By Chuck Griffin
So, right up front, I might as well tell you what I’m doing wrong. I’m taking an obscure, hard-to-translate heading on a psalm and likely stretching it into far more than was intended.
The least controversial way to translate Psalm 9’s heading is, “To the chief musician upon Muth-labben,” which avoids all problems in translating the Hebrew phrase “Muth-labben.”
I studied a little Hebrew in seminary, but let’s just say I never wanted to make a living working in biblical languages. I have enormous respect for those who choose this path.
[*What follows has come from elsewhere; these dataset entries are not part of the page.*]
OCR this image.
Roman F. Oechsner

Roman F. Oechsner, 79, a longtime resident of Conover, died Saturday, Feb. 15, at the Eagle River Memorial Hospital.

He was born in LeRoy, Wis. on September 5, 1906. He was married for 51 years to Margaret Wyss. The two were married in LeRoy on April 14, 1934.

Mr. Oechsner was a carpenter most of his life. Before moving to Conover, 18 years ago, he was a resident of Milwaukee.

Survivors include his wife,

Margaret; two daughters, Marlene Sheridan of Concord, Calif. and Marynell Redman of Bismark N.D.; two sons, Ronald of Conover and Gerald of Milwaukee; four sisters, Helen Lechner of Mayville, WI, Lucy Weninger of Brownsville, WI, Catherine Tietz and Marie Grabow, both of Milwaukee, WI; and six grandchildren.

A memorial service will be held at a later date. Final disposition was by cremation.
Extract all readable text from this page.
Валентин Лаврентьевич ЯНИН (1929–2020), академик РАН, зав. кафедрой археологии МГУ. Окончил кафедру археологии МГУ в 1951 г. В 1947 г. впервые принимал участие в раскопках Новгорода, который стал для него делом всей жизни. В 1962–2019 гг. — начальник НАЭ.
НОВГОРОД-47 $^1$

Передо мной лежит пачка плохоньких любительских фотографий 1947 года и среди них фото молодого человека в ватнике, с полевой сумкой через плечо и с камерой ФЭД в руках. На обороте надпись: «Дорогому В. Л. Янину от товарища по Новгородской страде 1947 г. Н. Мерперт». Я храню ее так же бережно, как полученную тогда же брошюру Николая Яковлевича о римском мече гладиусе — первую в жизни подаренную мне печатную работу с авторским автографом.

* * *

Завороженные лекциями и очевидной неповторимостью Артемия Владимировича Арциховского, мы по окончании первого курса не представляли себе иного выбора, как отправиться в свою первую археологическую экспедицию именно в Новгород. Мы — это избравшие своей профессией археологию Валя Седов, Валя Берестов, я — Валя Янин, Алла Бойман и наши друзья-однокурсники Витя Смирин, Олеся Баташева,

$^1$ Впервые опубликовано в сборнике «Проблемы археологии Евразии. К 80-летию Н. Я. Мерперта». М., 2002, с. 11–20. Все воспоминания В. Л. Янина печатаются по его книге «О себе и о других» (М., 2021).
But as best as I can tell, even the experts have trouble agreeing on the translation of this particular psalm title.
I will not bore you with all the possibilities, but my favorite, the one chosen by the New Living Translation, is, “To be sung to the tune, ‘Death of the Son.’ “
That translation begs other questions. Whose son? Being considered a psalm of David, Absalom, perhaps? Again, it’s impossible to answer for sure.
Just for the fun of it, let’s stick with “Death of the Son” as the title and then really Christianize the psalm. We will look at it like people who believe Jesus Christ is somehow present in every page of the Bible, Old Testament or New Testament.
What follows Psalm 9’s heading is unrestrained praise for God. This is the God who fills us with joy!
We also hear of the God who restores us at the judgment, sending our sin-aligned enemies staggering away mortally wounded.
The nations are all rebuked for unholiness. All is set right, and God is understood to be astonishingly loving, the one who shelters and restores the oppressed and hopeless.
Regardless of the psalmist’s intent, I think of the God who came among us in flesh and died for our sins, making resurrection and restoration possible. I think of Jesus Christ, the cross, and a stone rolled away from a tomb.
It’s enough to make me wonder if “Death of the Son” was a joyous tune.
Lord, help us begin our week immersed in the idea that Jesus Christ died for our sins, and in the hope that death brings. Amen.